Yes, I know. It's been awfully quiet here. Although there has been plenty to report from my recent trip to Southern Africa, I simply couldn't find a practical way to keep in touch with you. Partially because I've been moving around a lot, but mainly because the Internet, as you know it, just hasn't found its way yet to those places I visited.
I'm back in Norway now, where I'm currently converting a great many pages of handwritten notes into captions and stories that you may want to read. As usual, the mountain of photos I have to conquer is a mighty one, so this may take a while. I'll enjoy every second of it.
For now, here's a brief summary of how I spent the last four weeks:
I flew to Johannesburg and immediately escaped to Pretoria, only to find that nowadays it's called Tshwane instead. Or maybe not. They haven't quite decided yet. I repeated a long walk from my last visit there, and I think things have improved, security-wise. I didn't shit myself even once this time around. The closest I got to being physically attacked was when the woman at the tourist information office requested "Will you tell me where you're from, please?", and I apparently, quite rude, responded with "No way!".
Moving on, I had some good days in the Drakensberg and Lesotho. I managed to nearly kill myself only once. I went hiking near Sani Pass in dense fog when suddenly and for a few hours I only knew that I was in Africa, but not quite where in Africa. It could have been worse. I could have been surrounded by a blizzard instead of just fog. Incidentally, that's exactly what I got a few days later, when I ventured into a remote part of Lesotho. Heavy snow wasn't exactly what I had expected from Lesotho. Then again, in hindsight I can safely say the same about pretty much everything I did and saw in Lesotho. It's a funny place.
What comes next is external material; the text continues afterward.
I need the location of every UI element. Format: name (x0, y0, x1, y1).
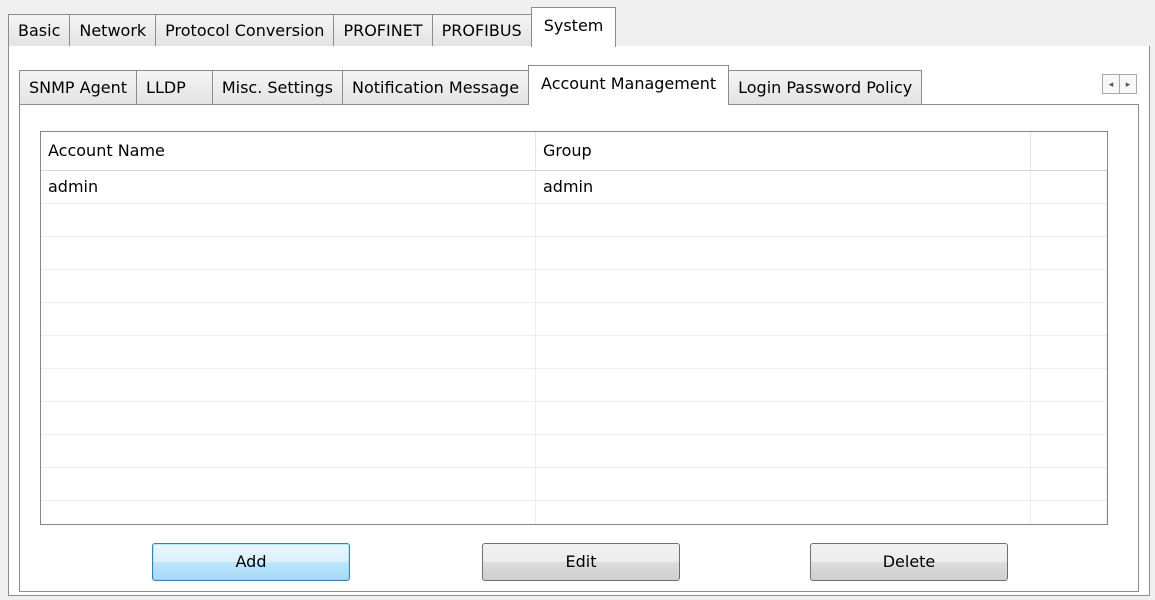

After leaving behind all my warm clothes with the people of Lesotho, who need them a lot more than I did for the rest of my trip, I went back to Johannesburg. There I joined an overland tour to head into Mozambique, another funny place. I slept in a tent in the wilderness. The camp had no electricity, yet the only thing separating me from lions, elephants and whatnots there was a supposedly electrical fence. Hmmm...
We traveled up the coast, the beaches steadily increasing in beauty the further north we went. In Vilanculo I went on an epic journey to mail some postcards. I celebrated having completed that mission by sailing around the Basaruto Islands in a dhow. Surprisingly (to me, anyway), large crocodiles live on those islands. Some natives kept me safely away from those ravenous beasts, and I rewarded them richly for their services. (They now have enough party balloons to last them a decade, I swear.)
On my way back to reality I made a stop in the famous Kruger park in South Africa for a few days of safaris and game drives. Unfortunately I did not find any new species this time around. I did discover a couple of new rivers, though. They both ran with gusto through my tent during a most intense nocturnal thunderstorm.
That's it, although I now see that I left out a couple of highlights. Anyway, I'm still alive, and that's all I really wanted to say.
Oh, and since I've been gone, my photos have found their way into the annual report of the Gumala aboriginals (here), and there's a good chance my iguana photo ends up on an Iceland CD cover in the near future. I'm thrilled, obviously!